I used the new tape this week and was amazed by how much easier it was to use. Other than the difference in color, it didn't look much different, but it behaved very nicely. It stayed on the surface of the pot without wanting to pull off, I could lift and restick it when I made a mistake, and I could even wrap it inside the mugs easily.

auto detailing tape applied to a bisque mug

The old stuff would act like it was in place and only later would I realize that it was pulling away from the walls because the tension was too much for it. I can't tell if the new stuff bends into place easier or has more elasticity in the tape itself, but either way, I'm glaze I have it. It took less time, and certainly was less frustrating, to apply.

auto detailing tape applied to a bisque mug

The one thing I will change next time is the color. It's hard to see the white tape on the bisque ware mug. However, once the glaze has been sprayed on, the white and the blue both show up fairly well, especially with the light colored glaze.

glaze sprayed over tape resist

I use the tape as glaze resist. I apply it to bisque fired work and then spray on the glaze over the top. The glaze doesn't stick to the clay that is masked by the tape. I can then peel off the tape, leaving a clear line of unglazed clay.

glaze sprayed over tape resist

Since I want the interior of the mug glazed for easy clean up, I can either spray clear glaze or a colored glaze over the first layer of glaze after removing the tape resist. Both colored and clear glazes interact with the initial glaze at least a little. Last time I tried this, I liked the contrasting results I go using this method.

peeling off tape resist

I can also leave the exterior unaltered and the resist lines unglazed. This simpler approach leaves the exterior with contrasting color and texture, though the difference is hard to see in a photograph.

glazed mugs after tape resist (old kind) was removed

This last glazing round, I had two types of tape on my mugs. The new tape worked very well, leaving clear distinct lines with smooth edges, especially with the reddish glaze. The old tape left wiggly edges where the glaze had leaked behind the tape, especially with the gray (Green Float) glaze, which was more watery than the red (Camel) glaze.

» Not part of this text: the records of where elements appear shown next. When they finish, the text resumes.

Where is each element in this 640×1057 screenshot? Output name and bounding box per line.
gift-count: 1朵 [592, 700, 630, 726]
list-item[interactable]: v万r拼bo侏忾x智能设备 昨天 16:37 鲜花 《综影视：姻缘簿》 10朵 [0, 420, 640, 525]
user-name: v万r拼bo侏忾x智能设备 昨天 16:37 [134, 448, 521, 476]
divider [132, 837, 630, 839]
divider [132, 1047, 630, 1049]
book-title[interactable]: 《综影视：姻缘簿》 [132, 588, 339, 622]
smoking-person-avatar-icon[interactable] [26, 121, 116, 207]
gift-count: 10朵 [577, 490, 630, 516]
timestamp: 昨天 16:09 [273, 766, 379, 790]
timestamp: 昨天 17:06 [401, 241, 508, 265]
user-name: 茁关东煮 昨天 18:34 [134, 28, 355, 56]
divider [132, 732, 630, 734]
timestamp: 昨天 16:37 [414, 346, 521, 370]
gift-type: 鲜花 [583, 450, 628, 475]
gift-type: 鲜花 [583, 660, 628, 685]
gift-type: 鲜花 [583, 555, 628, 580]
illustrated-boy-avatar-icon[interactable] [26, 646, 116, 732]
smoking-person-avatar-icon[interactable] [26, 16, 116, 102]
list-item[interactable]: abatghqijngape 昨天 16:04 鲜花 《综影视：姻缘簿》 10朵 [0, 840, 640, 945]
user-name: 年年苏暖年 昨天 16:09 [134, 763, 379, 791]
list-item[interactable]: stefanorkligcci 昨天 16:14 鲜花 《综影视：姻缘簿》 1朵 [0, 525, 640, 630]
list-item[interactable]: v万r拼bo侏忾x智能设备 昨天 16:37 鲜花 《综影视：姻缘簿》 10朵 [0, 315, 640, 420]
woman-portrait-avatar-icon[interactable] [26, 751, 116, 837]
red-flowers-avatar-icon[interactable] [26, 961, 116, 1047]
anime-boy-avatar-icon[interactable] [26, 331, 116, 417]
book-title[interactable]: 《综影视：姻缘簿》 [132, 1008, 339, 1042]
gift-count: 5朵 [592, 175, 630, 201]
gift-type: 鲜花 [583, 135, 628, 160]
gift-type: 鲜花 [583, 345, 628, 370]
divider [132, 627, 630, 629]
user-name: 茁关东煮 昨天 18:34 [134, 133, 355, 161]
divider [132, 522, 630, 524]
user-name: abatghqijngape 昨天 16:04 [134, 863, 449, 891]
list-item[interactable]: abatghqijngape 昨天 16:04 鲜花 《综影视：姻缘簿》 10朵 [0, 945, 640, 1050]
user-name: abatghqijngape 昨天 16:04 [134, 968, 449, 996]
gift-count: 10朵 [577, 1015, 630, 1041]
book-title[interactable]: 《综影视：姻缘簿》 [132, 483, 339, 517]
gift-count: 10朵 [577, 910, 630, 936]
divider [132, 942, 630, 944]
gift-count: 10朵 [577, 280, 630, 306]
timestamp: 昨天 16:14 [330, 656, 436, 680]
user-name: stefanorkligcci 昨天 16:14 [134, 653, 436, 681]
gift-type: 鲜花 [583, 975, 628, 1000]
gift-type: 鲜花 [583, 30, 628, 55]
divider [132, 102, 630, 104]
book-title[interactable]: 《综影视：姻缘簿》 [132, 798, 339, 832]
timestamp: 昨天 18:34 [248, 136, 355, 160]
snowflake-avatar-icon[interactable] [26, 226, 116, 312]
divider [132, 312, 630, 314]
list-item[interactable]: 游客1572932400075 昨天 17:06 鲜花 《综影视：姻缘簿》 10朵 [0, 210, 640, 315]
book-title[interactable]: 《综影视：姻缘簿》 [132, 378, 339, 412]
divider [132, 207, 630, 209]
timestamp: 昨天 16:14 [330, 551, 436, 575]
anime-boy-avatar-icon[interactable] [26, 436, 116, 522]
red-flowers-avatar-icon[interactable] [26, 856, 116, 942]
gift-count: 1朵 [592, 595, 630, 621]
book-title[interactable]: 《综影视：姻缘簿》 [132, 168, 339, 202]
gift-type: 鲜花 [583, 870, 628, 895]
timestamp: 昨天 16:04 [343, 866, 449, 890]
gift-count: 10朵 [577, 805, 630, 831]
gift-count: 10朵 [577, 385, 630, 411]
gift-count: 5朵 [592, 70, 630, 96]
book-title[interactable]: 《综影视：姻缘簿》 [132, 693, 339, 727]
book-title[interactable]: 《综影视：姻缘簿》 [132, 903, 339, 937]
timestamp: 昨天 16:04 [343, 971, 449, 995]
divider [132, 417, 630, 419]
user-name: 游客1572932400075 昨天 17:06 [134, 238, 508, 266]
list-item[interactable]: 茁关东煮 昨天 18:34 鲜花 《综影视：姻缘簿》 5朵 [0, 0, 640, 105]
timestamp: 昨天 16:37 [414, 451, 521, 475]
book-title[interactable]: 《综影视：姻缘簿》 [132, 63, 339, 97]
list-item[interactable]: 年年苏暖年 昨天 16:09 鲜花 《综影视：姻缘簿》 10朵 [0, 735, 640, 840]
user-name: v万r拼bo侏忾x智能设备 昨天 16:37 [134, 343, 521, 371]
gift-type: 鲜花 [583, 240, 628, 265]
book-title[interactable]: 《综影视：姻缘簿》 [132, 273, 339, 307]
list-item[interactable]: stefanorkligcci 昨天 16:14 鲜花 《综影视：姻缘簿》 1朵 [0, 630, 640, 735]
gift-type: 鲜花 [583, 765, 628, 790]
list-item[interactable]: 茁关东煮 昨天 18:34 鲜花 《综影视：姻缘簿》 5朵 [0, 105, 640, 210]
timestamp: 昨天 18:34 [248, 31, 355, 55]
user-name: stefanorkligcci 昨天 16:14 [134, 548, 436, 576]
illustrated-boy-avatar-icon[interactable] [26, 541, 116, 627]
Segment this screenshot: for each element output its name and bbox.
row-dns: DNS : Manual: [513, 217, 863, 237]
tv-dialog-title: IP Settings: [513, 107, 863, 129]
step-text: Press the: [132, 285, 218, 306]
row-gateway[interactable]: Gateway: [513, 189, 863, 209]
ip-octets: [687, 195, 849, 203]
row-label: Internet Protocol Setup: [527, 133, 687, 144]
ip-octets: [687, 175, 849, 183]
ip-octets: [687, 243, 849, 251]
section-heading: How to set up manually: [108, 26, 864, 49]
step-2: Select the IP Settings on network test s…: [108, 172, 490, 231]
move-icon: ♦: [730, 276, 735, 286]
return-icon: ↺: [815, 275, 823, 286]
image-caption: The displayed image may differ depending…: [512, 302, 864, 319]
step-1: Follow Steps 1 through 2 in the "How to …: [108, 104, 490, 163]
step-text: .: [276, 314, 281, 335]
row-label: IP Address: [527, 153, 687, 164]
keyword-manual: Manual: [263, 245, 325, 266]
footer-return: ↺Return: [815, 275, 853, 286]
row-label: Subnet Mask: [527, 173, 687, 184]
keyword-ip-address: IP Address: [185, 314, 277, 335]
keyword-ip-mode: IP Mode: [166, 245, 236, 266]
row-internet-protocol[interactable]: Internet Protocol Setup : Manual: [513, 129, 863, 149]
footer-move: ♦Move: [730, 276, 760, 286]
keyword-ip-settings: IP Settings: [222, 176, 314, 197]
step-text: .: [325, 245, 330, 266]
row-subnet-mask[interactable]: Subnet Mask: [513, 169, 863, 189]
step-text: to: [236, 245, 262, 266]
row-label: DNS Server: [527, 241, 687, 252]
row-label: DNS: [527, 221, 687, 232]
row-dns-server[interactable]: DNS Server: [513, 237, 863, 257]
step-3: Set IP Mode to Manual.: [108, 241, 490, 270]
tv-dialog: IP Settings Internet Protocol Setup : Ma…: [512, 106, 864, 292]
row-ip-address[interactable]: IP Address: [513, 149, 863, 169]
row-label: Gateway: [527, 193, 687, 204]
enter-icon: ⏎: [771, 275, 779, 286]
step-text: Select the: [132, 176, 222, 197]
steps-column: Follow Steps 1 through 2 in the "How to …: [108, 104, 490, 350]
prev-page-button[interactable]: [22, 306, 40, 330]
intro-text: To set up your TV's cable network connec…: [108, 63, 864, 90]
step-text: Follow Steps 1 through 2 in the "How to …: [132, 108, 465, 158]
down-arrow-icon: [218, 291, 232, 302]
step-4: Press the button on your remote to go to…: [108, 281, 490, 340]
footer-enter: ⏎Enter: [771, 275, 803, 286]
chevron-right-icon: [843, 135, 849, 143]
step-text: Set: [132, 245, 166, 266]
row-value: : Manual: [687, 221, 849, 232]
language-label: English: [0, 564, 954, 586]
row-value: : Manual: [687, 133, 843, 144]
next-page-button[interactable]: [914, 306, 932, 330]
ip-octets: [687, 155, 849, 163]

glazed mugs after tape resist (old on the left, new on the right) was removed

The rough edges can be cleaned up with a knife, but part of my goal in this glazing method was to add visual contrast without significantly increasing my effort level. The second type of tape was easy to apply and I didn't have to clean up the edges much, so it's the clear winner.

glazed mug after tape resist (new kind) was removed

I only have one mug from this batch out of the kiln. The rest go in Saturday. The glaze below is the reddish glaze (Camel) with clear sprayed over after the tape was removed. This mug was done with the second type of tape (the better kind), so the lines are fairly clear.